Me: Why do you doubt god’s existence because some kids you didn’t even know died? Thousands of people die every fucking day, many of them children. What makes these kids so special? Because a bunch of them went out together? Because their deaths are being covered on the news? Because they’re American?
Her: It’s horrible!
Me: Yeah. Every death is horrible. No death is more or less horrible than any other though, at least to the person who’s dying. We all gotta pay the price of life someday. I’m gonna die. You’re gonna die. If there was any justice in the world that bum out there would drop dead right now.

That’s an important bit, though, isn’t it? Every death is awful. Every death is sacred. We all die – it is the last great Mystery.

I suspect that’s part of why deaths of so many, especially those so young, are so hard for many of us to grapple with – the sacred is made profane this way, turned into something horrific, by someone without honor.

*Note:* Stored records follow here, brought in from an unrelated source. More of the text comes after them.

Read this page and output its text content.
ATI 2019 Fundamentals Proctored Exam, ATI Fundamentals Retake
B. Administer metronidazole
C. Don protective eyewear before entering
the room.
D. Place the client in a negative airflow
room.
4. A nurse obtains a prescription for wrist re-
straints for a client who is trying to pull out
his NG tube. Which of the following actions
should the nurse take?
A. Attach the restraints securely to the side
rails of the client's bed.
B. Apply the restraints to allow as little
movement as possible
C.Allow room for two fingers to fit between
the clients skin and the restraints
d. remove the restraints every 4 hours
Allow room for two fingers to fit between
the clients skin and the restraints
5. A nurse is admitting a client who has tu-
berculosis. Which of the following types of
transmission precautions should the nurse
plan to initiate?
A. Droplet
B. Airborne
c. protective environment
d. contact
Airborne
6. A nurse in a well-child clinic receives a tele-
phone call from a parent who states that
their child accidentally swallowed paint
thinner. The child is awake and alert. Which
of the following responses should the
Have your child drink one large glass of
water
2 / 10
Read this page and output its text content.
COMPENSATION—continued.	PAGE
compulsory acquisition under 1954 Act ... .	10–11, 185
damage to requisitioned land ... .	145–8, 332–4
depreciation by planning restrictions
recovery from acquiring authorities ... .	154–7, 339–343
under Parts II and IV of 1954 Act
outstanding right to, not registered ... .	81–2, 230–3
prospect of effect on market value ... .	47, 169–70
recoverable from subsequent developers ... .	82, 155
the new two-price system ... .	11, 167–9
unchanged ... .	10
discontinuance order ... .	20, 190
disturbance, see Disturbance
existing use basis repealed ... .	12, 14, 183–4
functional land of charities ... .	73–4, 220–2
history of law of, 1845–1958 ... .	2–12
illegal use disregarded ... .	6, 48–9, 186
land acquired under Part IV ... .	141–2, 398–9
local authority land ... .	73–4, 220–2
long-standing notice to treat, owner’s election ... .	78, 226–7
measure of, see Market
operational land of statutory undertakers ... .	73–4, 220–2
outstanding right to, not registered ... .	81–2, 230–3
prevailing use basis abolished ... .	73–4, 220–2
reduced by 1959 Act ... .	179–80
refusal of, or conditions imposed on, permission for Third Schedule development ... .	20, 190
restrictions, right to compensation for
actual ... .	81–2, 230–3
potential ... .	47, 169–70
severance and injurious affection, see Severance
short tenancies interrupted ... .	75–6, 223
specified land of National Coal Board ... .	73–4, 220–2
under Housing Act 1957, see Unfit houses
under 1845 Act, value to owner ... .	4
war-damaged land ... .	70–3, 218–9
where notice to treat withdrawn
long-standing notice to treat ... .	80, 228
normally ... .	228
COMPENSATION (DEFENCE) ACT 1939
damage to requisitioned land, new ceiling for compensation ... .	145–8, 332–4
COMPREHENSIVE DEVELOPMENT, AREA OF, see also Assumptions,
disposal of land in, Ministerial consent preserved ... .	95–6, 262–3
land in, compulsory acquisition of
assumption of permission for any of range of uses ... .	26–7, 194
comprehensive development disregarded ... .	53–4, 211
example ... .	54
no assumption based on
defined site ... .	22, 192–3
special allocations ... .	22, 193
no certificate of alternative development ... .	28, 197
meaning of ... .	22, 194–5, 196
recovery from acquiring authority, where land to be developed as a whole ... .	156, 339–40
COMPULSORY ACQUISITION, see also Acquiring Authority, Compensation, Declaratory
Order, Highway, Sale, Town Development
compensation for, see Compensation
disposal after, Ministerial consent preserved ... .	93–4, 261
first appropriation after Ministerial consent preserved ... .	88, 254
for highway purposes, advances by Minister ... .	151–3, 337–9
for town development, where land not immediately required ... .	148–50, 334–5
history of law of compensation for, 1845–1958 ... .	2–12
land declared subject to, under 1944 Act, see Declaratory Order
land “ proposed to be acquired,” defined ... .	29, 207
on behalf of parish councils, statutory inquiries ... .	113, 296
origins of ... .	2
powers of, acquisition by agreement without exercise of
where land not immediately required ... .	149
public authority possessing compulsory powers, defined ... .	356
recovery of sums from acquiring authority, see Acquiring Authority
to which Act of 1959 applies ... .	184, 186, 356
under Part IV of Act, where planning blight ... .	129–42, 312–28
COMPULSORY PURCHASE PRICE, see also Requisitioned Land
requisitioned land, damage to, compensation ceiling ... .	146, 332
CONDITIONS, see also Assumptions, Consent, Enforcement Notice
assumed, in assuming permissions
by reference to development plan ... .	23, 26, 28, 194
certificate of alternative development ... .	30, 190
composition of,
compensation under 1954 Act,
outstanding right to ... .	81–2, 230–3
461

Somewhere else I saw someone post that she hated the admonition to go home and hug your own kids because of the death of those at Sandy Hook. Her point was that she shouldn’t have to have death to tell her to love her kids, nor should those deaths guilt her into loving her kids more. I know that when a child dies amongst the support groups I’m a part of, I do go home and hug my kids, but I do so knowing that under different circumstances, it could have been them. It’s a little bit of survivors guilt, I think.

This is the darkest of the year. The time for new beginnings. We’ve released what no longer serves us, to make room for the new and helpful things to come into our lives.  Death, though, is just a step on the road, a beginning of its own, and it’s a good time of year to consider our own mortality.